The music selections were very traditionally minded and played on the organ.
Opening: The Church's One Foundation
Offertory: When Love is Found
Communion: Taste and See
Closing: Love Divine, All Loves Excelling

The Kyrie was in Greek (YAY!) and the Gloria was in Latin (WOW!). I was kind of disappointed the rest of the Mass parts were not in Latin, but as Fr. Z says "Brick by Brick."

The homily was probably one of the most intellectually stimulating homilies I've heard in a long time. Father linked the nature of marriage to the centrality of Christ and how marriage mirrors the relationship of the Trinity and also how this ties into the relationship between the Church, priests, bishops and the Pope. Father also mentioned St. Athnasius (?) and threw in some uncommon words such as exegesis and some Latin phrases, specifically the one about how bishops are "With Peter and Under Peter" (if you know the actual Latin, drop me a comment with it!).

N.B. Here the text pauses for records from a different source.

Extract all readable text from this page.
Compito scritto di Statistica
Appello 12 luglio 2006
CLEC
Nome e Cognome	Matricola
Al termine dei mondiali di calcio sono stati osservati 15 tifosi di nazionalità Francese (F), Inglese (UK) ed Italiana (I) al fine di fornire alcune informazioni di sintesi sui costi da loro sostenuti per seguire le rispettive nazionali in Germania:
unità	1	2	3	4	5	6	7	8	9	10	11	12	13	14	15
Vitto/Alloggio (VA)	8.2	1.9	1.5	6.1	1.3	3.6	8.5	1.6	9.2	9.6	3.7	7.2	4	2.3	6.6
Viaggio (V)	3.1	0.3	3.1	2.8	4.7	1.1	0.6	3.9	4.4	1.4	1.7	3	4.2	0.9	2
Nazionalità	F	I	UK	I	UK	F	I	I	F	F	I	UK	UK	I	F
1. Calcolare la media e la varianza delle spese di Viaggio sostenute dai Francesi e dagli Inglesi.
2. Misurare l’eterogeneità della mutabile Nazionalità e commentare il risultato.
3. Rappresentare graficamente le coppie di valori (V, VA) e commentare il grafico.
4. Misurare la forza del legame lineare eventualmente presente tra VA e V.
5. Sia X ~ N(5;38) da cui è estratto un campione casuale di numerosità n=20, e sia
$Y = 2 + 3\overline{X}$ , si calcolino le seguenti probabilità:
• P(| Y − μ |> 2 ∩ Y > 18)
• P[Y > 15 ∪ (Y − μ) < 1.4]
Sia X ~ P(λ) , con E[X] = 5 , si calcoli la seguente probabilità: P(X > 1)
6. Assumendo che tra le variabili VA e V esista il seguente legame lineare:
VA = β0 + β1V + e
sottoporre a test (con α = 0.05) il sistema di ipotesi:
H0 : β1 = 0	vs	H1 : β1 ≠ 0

The pastor, who was a monsignor (purply-cassock), came out to help with Communion and stayed to greet people after Mass.

I will have to say, there weren't great hordes of people who were late, unlike other parishes I have visited. Also, the parishioners were appropriately dressed; no teenagers with unbrushed hair and daisy dukes or females with dresses and skirts so tight or short, you wonder how they are genuflecting or kneeling in them.

A lovely experience this morning indeed.

Parish website (courtesy of Archdiocese)


View from the Back Pew!

Statue of St. John Vianney, Cure of Ars
(why, yes, I did photoshop the reflection was in it!)

Our Lady's Grotto
(This is how I imagine Lourdes looked. Sorry it's blurry...)

Until next Sunday!


  1. um, the purply cassock has a name. The Msgr. is a Prelate of Honor, and it is magenta, not purple :p

  2. What's the name of the cassock? He had fringy stuff too under his surplice ...

    Thanks! :)

  3. Woah hey! I was at that Mass too! (Thanks for visiting my new parish ;-)

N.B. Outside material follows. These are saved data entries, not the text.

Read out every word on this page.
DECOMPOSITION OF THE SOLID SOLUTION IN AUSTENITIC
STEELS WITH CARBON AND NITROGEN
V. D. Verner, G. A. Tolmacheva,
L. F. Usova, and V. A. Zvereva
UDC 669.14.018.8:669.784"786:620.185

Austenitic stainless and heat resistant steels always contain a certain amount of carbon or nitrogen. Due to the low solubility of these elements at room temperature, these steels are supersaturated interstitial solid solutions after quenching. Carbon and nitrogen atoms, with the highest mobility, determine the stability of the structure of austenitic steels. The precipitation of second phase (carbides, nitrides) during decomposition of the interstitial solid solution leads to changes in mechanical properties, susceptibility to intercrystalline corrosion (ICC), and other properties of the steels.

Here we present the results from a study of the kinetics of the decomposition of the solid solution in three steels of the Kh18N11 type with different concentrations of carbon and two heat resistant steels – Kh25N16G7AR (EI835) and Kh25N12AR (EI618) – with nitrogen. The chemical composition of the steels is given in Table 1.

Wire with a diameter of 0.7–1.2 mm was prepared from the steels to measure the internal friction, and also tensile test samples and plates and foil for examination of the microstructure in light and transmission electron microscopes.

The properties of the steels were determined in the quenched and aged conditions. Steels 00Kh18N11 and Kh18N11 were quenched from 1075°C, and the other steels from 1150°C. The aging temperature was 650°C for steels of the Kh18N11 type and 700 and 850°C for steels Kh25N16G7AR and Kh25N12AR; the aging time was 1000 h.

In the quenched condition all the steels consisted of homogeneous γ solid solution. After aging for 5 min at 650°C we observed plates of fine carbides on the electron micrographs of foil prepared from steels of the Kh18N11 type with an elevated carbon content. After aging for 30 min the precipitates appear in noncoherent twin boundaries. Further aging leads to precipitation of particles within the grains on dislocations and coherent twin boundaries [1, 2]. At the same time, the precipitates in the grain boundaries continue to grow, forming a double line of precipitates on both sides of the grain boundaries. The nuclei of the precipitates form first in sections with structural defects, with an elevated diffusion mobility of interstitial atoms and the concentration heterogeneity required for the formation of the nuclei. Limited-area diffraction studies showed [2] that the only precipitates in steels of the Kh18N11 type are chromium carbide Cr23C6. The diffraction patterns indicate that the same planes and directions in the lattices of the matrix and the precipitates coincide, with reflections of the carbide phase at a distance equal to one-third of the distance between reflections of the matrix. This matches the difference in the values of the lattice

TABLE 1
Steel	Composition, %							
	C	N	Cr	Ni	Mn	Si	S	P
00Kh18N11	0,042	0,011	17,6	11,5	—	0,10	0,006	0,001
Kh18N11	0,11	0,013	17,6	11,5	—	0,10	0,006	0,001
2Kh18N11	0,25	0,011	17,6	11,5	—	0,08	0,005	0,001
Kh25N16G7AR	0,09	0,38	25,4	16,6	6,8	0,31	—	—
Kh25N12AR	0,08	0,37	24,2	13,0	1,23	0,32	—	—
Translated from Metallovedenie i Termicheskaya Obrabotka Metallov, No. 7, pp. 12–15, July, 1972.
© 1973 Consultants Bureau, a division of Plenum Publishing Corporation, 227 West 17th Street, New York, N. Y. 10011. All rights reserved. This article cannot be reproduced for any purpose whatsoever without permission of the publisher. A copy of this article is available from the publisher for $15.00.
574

    You might've seen me on my bike... I'm guessing you were the one over by the marian grotto afterwards?

  4. Oh, btw - the cassock is simply a Monsignor's cassock, and the fringy stuff is basically just lace. Or 'Catholic bling,' if you will ;-)

  5. I've found over the years, that usually the parish with a lower average income is the one with the most reverance. Even when I was living pretty "high on the hog" I always affiliated with one of those. This seems to be a lovely parish. Bless them and you for sharing.

  6. Hey Jeff!!! I did see you! I was like hey...that looks like Geerling...
    I thought I saw you some time during the Mass too...

    Loves Catholic Bling....

  7. Sounds like a lovely service. This blog is a neat idea. I've been a Cathedral Basilica parishioner for several years, but find the place completely impersonal, and am starting to explore other options.